Thursday, February 20, 2020


Review of book: Christopher S. Wood, A History of Art History (Princeton)

A common perception is that the discipline of art history is of recent vintage.  Actually, its lineage goes back to the Italian Renaissance, and it probably began even earlier - in ancient Greece.  In this impressively learned book Christopher S. Wood seeks to characterize the fullness of this story.  Refreshingly, he does not limit himself to the European and American contributions, but takes note of traditions of other provenance.

As a general observation, there are various ways of writing about art, including art criticism and personal memoirs.  What are the qualities that distinguish art history as such?

  1. There must be due recognition of the contributions of innovative artists.   In this light, the achievements of such towering figures as Giotto, Michelangelo, Rembrandt, Turner, Cézanne, and Picasso are not just notable In their own right but serve to move the narrative forward.
  2. The history must reveal a meaningful sequence whereby the successive stages exhibit an      adherence to an ideal of Art as a unitary process, and not just a recitation of individual works and artists.

In this latter category, Wood fails, as his addiction to digression and arbitrary comparisons undermines narrative coherence.  For example, he concludes his discussion of Giorgio Vasari with a short account of Dust Muhammad, a sixteenth-century Persian artist and writer.  Yet only in the formal sense can these two figures be regarded as contemporaries as they were unacquainted with each other.  While his inclusivity is in principle admirable, Wood fails to give a context of Islamic art.

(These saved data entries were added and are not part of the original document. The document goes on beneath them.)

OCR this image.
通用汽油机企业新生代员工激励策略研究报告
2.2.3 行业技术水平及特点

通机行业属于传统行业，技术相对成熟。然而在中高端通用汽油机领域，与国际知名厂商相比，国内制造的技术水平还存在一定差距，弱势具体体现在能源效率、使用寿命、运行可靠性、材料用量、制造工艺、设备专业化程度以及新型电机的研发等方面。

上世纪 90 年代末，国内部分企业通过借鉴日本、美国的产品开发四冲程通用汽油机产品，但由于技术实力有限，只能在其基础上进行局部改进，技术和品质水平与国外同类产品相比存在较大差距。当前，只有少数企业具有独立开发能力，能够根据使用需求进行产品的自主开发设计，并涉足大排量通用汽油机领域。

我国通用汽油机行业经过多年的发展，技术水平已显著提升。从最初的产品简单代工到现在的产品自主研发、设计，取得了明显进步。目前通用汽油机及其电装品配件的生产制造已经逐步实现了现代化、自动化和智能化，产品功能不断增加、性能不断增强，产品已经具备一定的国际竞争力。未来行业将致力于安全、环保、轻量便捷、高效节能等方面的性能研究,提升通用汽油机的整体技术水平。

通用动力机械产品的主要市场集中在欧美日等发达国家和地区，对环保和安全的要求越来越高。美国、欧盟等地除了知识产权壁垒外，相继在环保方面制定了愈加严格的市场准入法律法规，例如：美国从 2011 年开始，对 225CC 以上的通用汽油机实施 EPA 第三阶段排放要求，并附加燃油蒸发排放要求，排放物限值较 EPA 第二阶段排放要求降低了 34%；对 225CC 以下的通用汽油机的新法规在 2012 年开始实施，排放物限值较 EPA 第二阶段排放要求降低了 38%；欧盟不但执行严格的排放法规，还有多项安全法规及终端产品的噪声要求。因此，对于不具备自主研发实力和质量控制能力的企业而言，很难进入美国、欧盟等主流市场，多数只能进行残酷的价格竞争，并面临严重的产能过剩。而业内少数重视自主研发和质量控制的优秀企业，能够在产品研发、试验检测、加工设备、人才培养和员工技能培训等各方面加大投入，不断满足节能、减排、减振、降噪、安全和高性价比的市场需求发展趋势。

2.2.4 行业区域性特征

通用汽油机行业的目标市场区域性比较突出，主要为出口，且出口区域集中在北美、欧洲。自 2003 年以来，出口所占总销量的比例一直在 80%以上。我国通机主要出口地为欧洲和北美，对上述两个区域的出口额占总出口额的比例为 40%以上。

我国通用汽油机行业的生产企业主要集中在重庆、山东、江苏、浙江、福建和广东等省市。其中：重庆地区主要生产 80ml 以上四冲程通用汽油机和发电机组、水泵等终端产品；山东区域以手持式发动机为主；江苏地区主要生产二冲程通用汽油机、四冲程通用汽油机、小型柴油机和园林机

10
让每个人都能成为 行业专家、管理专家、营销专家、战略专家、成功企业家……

This lack of context is particularly evident in his discussion of Chinese art history, an impressive achievement that deserves its own account.  Instead, the coverage is parceled out in some dozen separate mentions.

Not long after the start of his section on Lorenzo Ghiberti, Wood breaks into an account of the art chapters of Pliny the Elder’s Natural History.  In fact Pliny is a major source for what we know of ancient Greek art history.  As such this account deserves a special place near the beginning of this History.  However, Wood does not care much for chronological sequence, as we know from other writings of his.

At times this compulsive topic switching reminds one of The Cantos of Ezra Pound.

Towards the end, Wood portrays the rise of modern art as a basic challenge to traditional art history.  Yet there is no adequate discussion of the historiography of modern art, and the names of such major protagonists as Warhol, Rothko, and Duchamp do not appear.

There is a remedy for this lack of narrative coherence.  It is found in the two-volume work, The History of Art History (2016-2919), of Wayne R. Dynes (not cited by Wood).